On 06/05/2014 02:08 AM, David Rientjes wrote:
> On Wed, 4 Jun 2014, Vlastimil Babka wrote:
>
>> In direct compaction, we want to allocate the high-order page as soon as
>> possible, so migrating from a block of pages that contains also unmigratable
>> pages just adds to allocation latency.
>>
>
> The title of the patch in the subject line should probably be reworded
> since it implies we never isolate from blocks that cannot become
> completely free and what you're really doing is skipping cc->order aligned
> pages.
>
>> This patch therefore makes the migration scanner skip to the next cc->order
>> aligned block of pages as soon as it cannot isolate a non-free page. Everything
>> isolated up to that point is put back.
>>
>> In this mode, the nr_isolated limit to COMPACT_CLUSTER_MAX is not observed,
>> allowing the scanner to scan the whole block at once, instead of migrating
>> COMPACT_CLUSTER_MAX pages and then finding an unmigratable page in the next
>> call. This might however have some implications on too_many_isolated.
>>
>> Also in this RFC PATCH, the "skipping mode" is tied to async migration mode,
>> which is not optimal. What we most probably want is skipping in direct
>> compactions, but not from kswapd and hugepaged.
>>
>> In very preliminary tests, this has reduced migrate_scanned, isolations and
>> migrations by about 10%, while the success rate of stress-highalloc mmtests
>> actually improved a bit.
>>
>
> Ok, so this obsoletes my patchseries that did something similar.  I hope

Your patches 1/3 and 2/3 would still make sense.
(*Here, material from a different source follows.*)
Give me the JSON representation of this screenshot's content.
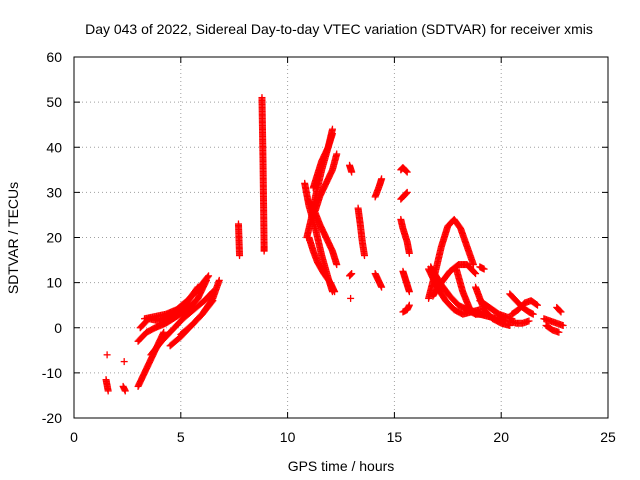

Checking alloc flags is 
IMHO better than checking async here. That way, hugepaged and kswapd 
would still try to migrate stuff which is important as Mel described in 
the reply to your 3/3.

> you can rebase this set on top of linux-next and then propose it formally
> without the RFC tag.

I posted this early to facilitate discussion, but if you want to test on 
linux-next then sure.

> We also need to discuss the scheduling heuristics, the reliance on
> need_resched(), to abort async compaction.  In testing, we actualy
> sometimes see 2-3 pageblocks scanned before terminating and thp has a very
> little chance of being allocated.  At the same time, if we try to fault
> 64MB of anon memory in and each of the 32 calls to compaction are
> expensive but don't result in an order-9 page, we see very lengthy fault
> latency.

Yes, I thought you were about to try the 1GB per call setting. I don't 
currently have a test setup like you. My patch 1/6 still uses on 
need_resched() but that could be replaced with a later patch.

> I think it would be interesting to consider doing async compaction
> deferral up to 1 << COMPACT_MAX_DEFER_SHIFT after a sysctl-configurable
> amount of memory is scanned, at least for thp, and remove the scheduling
> heuristic entirely.

That could work. How about the lock contention heuristic? Is it possible 
on a large and/or busy system to compact anything substantional without 
hitting the lock contention? Are your observations about too early abort 
based on need_resched() or lock contention?